Are you creative and crafty? Open up an Etsy or Shopify store and sell physical or digital products:
- knitted or crocheted garments
- handmade cards
- blankets or throws
- and more
Maybe you love to write. You could be a ghostwriter or offer editing services. Have lots of social media knowledge? Become a VA. Enjoy reading? Create a book review service. Petsit, babysit, deliver packages, newspapers and flyers, take online surveys – there are endless ways to earn that extra cash if you are prepared to put the time and effort in.
9. Downsize your life. If you are an empty nester and have adult children that are financially independent, think about downsizing your house. While downsizing may seem like an extreme idea, it could be a fantastic way of creating an almost immediate lump sum of money that could potentially pay off another, much smaller mortgage in full with extra cash that be invested and saved elsewhere.
10. Rent out a space in your home or on your property. This requires a lot of work, but there are plenty of people who have been able to raise some much-needed extra funds by becoming a highly-rated host on Airbnb or landlord. I was very lucky and able to rent out two bedrooms in my home to two people for over 10 years before they decided to move on. That extra cash helped me pay my bills, do renovations and start a savings account.
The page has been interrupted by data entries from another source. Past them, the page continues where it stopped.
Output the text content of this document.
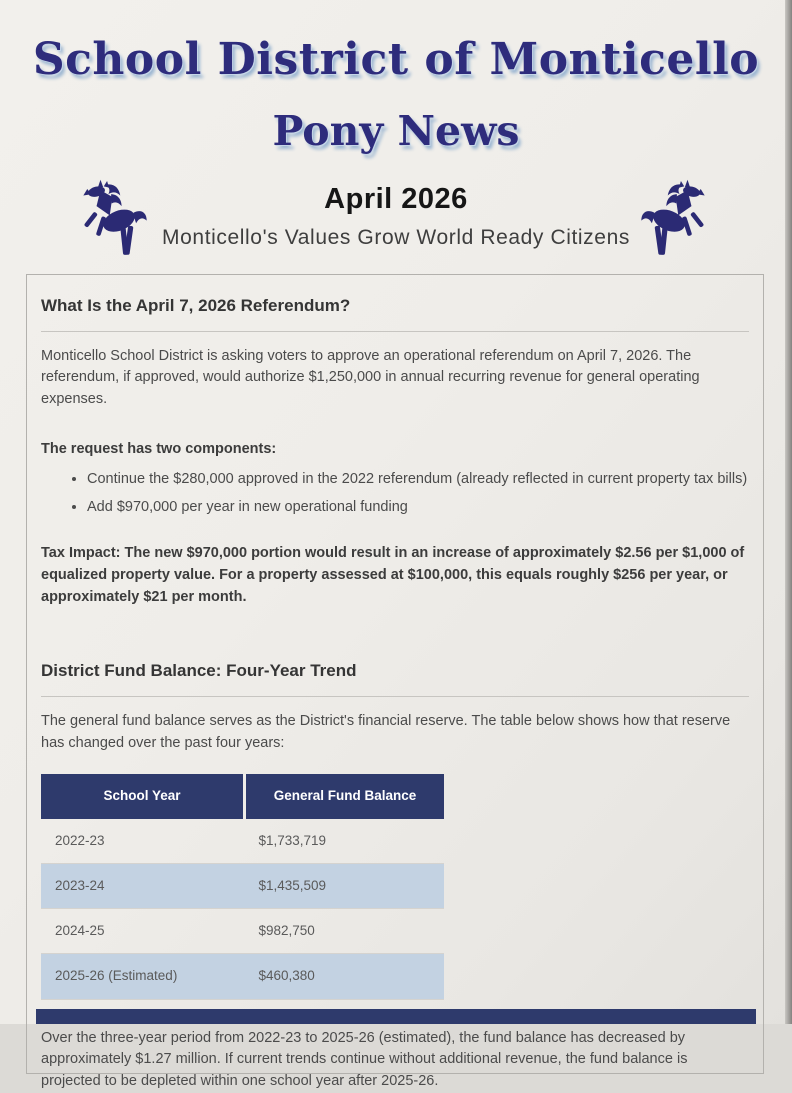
School District of Monticello
Pony News
April 2026
Monticello's Values Grow World Ready Citizens
What Is the April 7, 2026 Referendum?

Monticello School District is asking voters to approve an operational referendum on April 7, 2026. The referendum, if approved, would authorize $1,250,000 in annual recurring revenue for general operating expenses.

The request has two components:

• Continue the $280,000 approved in the 2022 referendum (already reflected in current property tax bills)
• Add $970,000 per year in new operational funding

Tax Impact: The new $970,000 portion would result in an increase of approximately $2.56 per $1,000 of equalized property value. For a property assessed at $100,000, this equals roughly $256 per year, or approximately $21 per month.

District Fund Balance: Four-Year Trend

The general fund balance serves as the District's financial reserve. The table below shows how that reserve has changed over the past four years:

School Year	General Fund Balance
2022-23	$1,733,719
2023-24	$1,435,509
2024-25	$982,750
2025-26 (Estimated)	$460,380

Over the three-year period from 2022-23 to 2025-26 (estimated), the fund balance has decreased by approximately $1.27 million. If current trends continue without additional revenue, the fund balance is projected to be depleted within one school year after 2025-26.
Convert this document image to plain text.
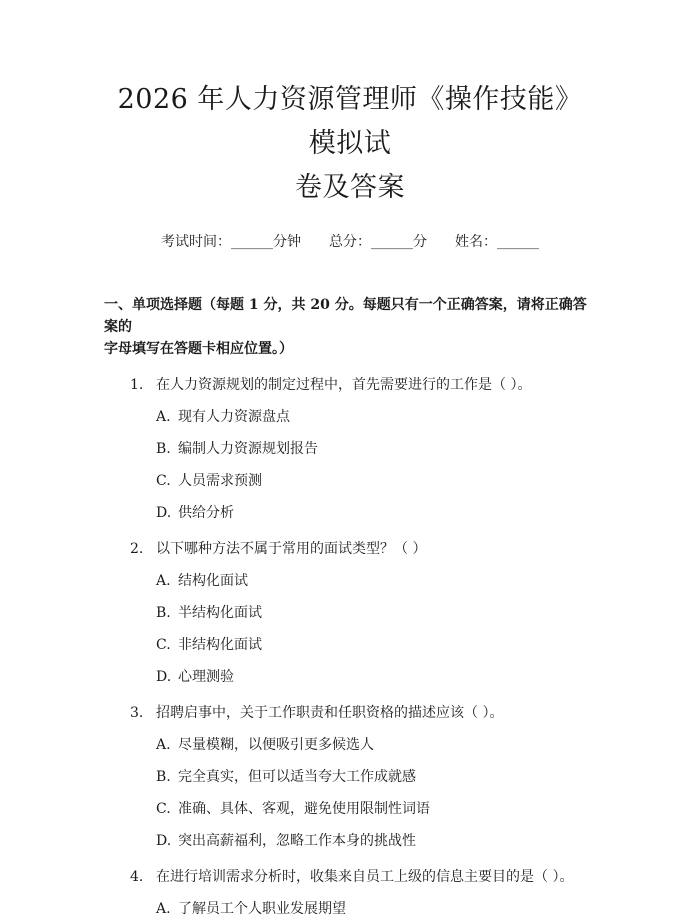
2026 年人力资源管理师《操作技能》模拟试
卷及答案
考试时间：______分钟 总分：______分 姓名：______
一、单项选择题（每题 1 分，共 20 分。每题只有一个正确答案，请将正确答案的
字母填写在答题卡相应位置。）
1. 在人力资源规划的制定过程中，首先需要进行的工作是（ ）。
A. 现有人力资源盘点
B. 编制人力资源规划报告
C. 人员需求预测
D. 供给分析
2. 以下哪种方法不属于常用的面试类型？（ ）
A. 结构化面试
B. 半结构化面试
C. 非结构化面试
D. 心理测验
3. 招聘启事中，关于工作职责和任职资格的描述应该（ ）。
A. 尽量模糊，以便吸引更多候选人
B. 完全真实，但可以适当夸大工作成就感
C. 准确、具体、客观，避免使用限制性词语
D. 突出高薪福利，忽略工作本身的挑战性
4. 在进行培训需求分析时，收集来自员工上级的信息主要目的是（ ）。
A. 了解员工个人职业发展期望
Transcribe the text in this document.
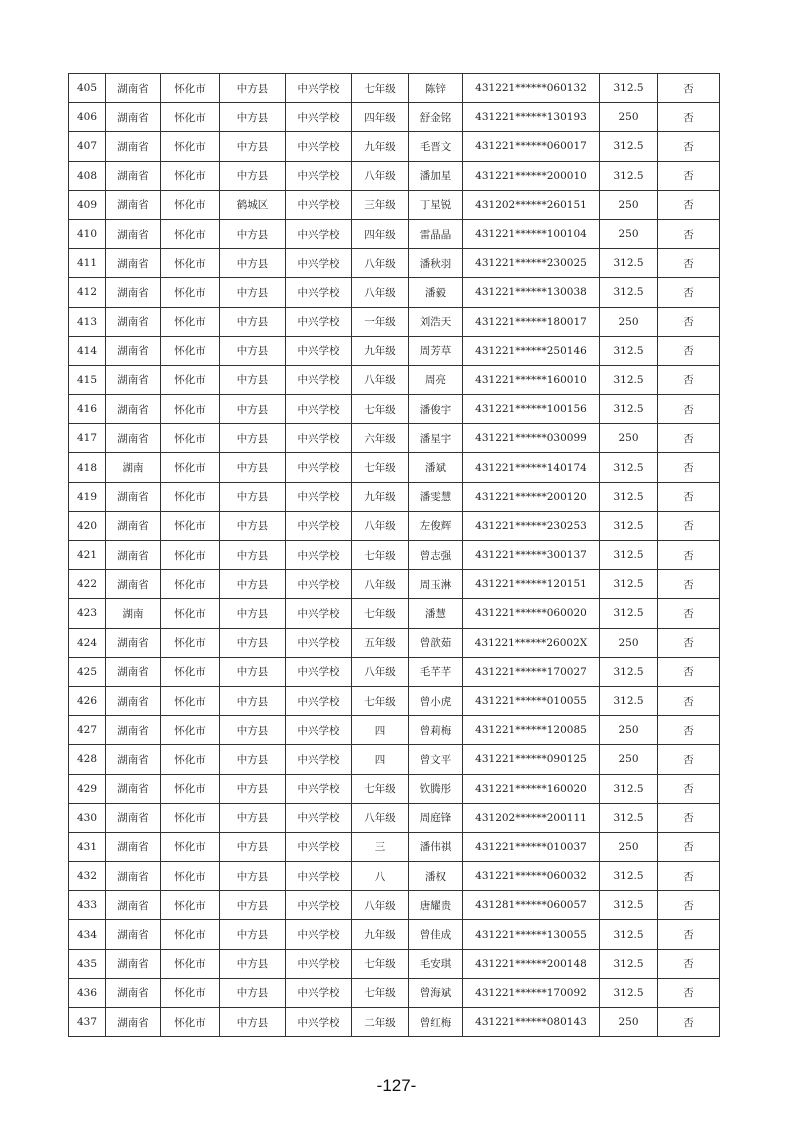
405	湖南省	怀化市	中方县	中兴学校	七年级	陈锌	431221******060132	312.5	否
406	湖南省	怀化市	中方县	中兴学校	四年级	舒金铭	431221******130193	250	否
407	湖南省	怀化市	中方县	中兴学校	九年级	毛晋文	431221******060017	312.5	否
408	湖南省	怀化市	中方县	中兴学校	八年级	潘加星	431221******200010	312.5	否
409	湖南省	怀化市	鹤城区	中兴学校	三年级	丁星锐	431202******260151	250	否
410	湖南省	怀化市	中方县	中兴学校	四年级	雷晶晶	431221******100104	250	否
411	湖南省	怀化市	中方县	中兴学校	八年级	潘秋羽	431221******230025	312.5	否
412	湖南省	怀化市	中方县	中兴学校	八年级	潘毅	431221******130038	312.5	否
413	湖南省	怀化市	中方县	中兴学校	一年级	刘浩天	431221******180017	250	否
414	湖南省	怀化市	中方县	中兴学校	九年级	周芳草	431221******250146	312.5	否
415	湖南省	怀化市	中方县	中兴学校	八年级	周亮	431221******160010	312.5	否
416	湖南省	怀化市	中方县	中兴学校	七年级	潘俊宇	431221******100156	312.5	否
417	湖南省	怀化市	中方县	中兴学校	六年级	潘星宇	431221******030099	250	否
418	湖南	怀化市	中方县	中兴学校	七年级	潘斌	431221******140174	312.5	否
419	湖南省	怀化市	中方县	中兴学校	九年级	潘雯慧	431221******200120	312.5	否
420	湖南省	怀化市	中方县	中兴学校	八年级	左俊辉	431221******230253	312.5	否
421	湖南省	怀化市	中方县	中兴学校	七年级	曾志强	431221******300137	312.5	否
422	湖南省	怀化市	中方县	中兴学校	八年级	周玉淋	431221******120151	312.5	否
423	湖南	怀化市	中方县	中兴学校	七年级	潘慧	431221******060020	312.5	否
424	湖南省	怀化市	中方县	中兴学校	五年级	曾歆茹	431221******26002X	250	否
425	湖南省	怀化市	中方县	中兴学校	八年级	毛芊芊	431221******170027	312.5	否
426	湖南省	怀化市	中方县	中兴学校	七年级	曾小虎	431221******010055	312.5	否
427	湖南省	怀化市	中方县	中兴学校	四	曾莉梅	431221******120085	250	否
428	湖南省	怀化市	中方县	中兴学校	四	曾文平	431221******090125	250	否
429	湖南省	怀化市	中方县	中兴学校	七年级	钦腾彤	431221******160020	312.5	否
430	湖南省	怀化市	中方县	中兴学校	八年级	周庭锋	431202******200111	312.5	否
431	湖南省	怀化市	中方县	中兴学校	三	潘伟祺	431221******010037	250	否
432	湖南省	怀化市	中方县	中兴学校	八	潘权	431221******060032	312.5	否
433	湖南省	怀化市	中方县	中兴学校	八年级	唐耀贵	431281******060057	312.5	否
434	湖南省	怀化市	中方县	中兴学校	九年级	曾佳成	431221******130055	312.5	否
435	湖南省	怀化市	中方县	中兴学校	七年级	毛安琪	431221******200148	312.5	否
436	湖南省	怀化市	中方县	中兴学校	七年级	曾海斌	431221******170092	312.5	否
437	湖南省	怀化市	中方县	中兴学校	二年级	曾红梅	431221******080143	250	否
-127-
11. Get rid of one car. The expenses involved in maintaining multiple vehicles can be enormous, and while logistically this would take some planning if you’re used to using several cars, it would inevitably save money in the long term, and also create a lump sum from the sale of the car. It may take some thought and one person may be slightly inconvenienced sometimes but I bet if you look out on to your driveway, most times, both cars will be just sitting there.
12 Consult a financial advisor about investing. Deciding on how much to invest and where can potentially be confusing and tricky if this is something that you have never done before, but speaking to a reputable advisor may give you some ideas as to how to make your savings earn more for you before you retire.
Early retirement is a wonderful goal to work towards, even when you start late. By planning, working out a budget, cutting back, selling or creating side-hustles, you’ll be surprised at how much you can save in a short period of time!